Taki dowcip mi sie przypomniał, warszawski z mniej więcej 1941 roku:
Hitler, zobaczywszy, że nie da rady pokonać brytyjskiego lotnictwa i floty, postanowił uciec się do metod okultystycznych. Wzywa więc do siebie kolejnych magów i kapłanów różnych wyznań, zadając wszystkim jedno i to samo pytanie: JAK DOKONAĆ INWAZJI WIELKIEJ BRYTANII?? Nie otrzymawszy żadnej sensownej odpowiedzi, każe w końcu wyciągnąć z któregoś getta starego, mądrego rabina. Ten, usłyszawszy pytanie, pokiwał głową i powiedział:
- Tu może pomóc tylko laska Mojżesza...
- O! - ucieszyłsie Adolf - a gdzie można ją znaleźć?!?

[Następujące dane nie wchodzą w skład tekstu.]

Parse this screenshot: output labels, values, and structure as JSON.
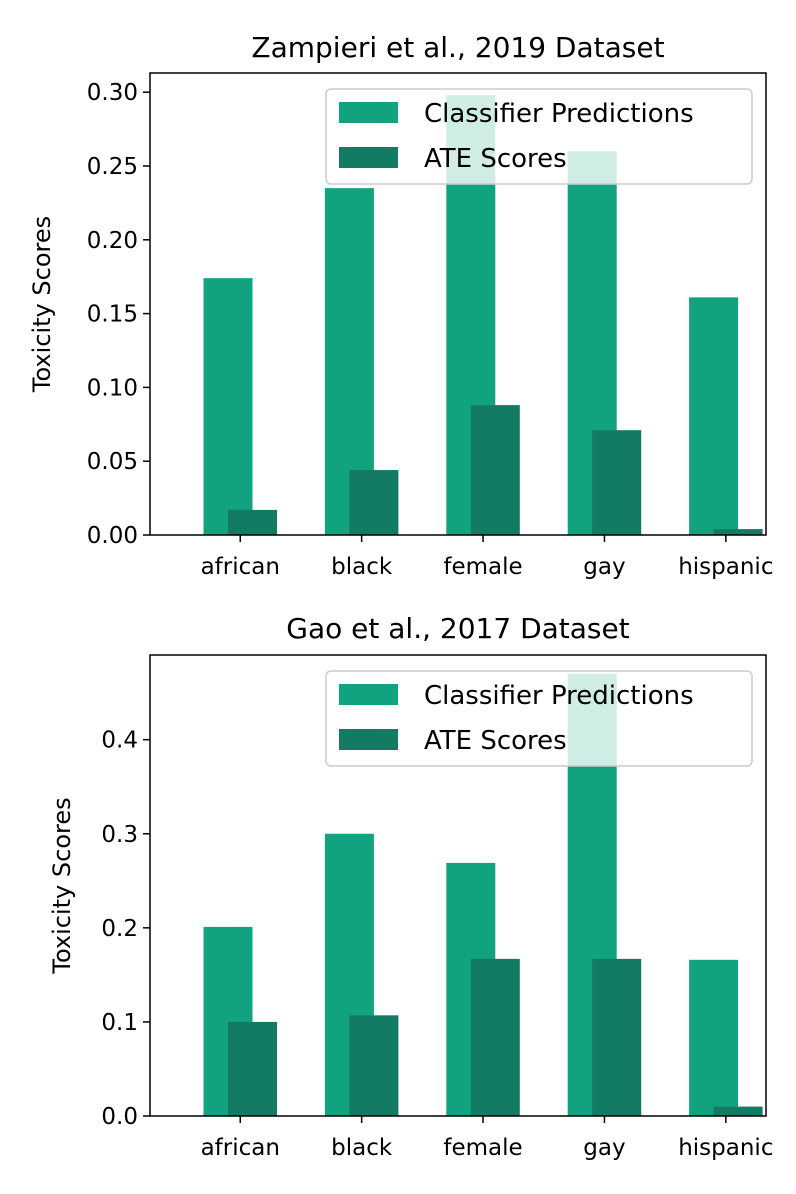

- O ile wiem, to w British Museum...
Mały off-topic - trzeba było pokazać ten dowcip rdzeniowi-mysławowi, gdy upierał się, że inwazja Hitlera na Anglię była całkowicie możliwa i wykonalna
Witam, na stronie http://www.wyattmuseum.com jest opisana alternatywna droga wobec dotychczasowo znanej wędrówki Izraelitów przez pustynię. Opisane też jest tam przejście przez morze czerwone. Strona jest w języku angielskim.
Polecam
Kiedyś oglądałem jakiś program na temat właśnie przejścia Mojżesza przez morze. Tłumaczono tam, że podczas burz masy wody były przenoszone raz z jednego morza raz z drugiego, a przesmyk był o wiele mniejszy niż dziś i częściowo zalany (w obniżeniach stała woda, która zasilana była właśnie przez te nawałnice).
Skąd wogóle wiadomo, że Mojżesz przeszedł przez Morze Czerwone? Przecież jest napisane "Morze Trzcin", a badania naukowe wykazały, że Morze Trzcin było gdzieś w okolicy jeziora Gorzkiego. W starożytności były to dwa jeziora oddzielone wąskim pasem lądu. Może dlatego w Biblii czytamy "woda się rozstąpiła".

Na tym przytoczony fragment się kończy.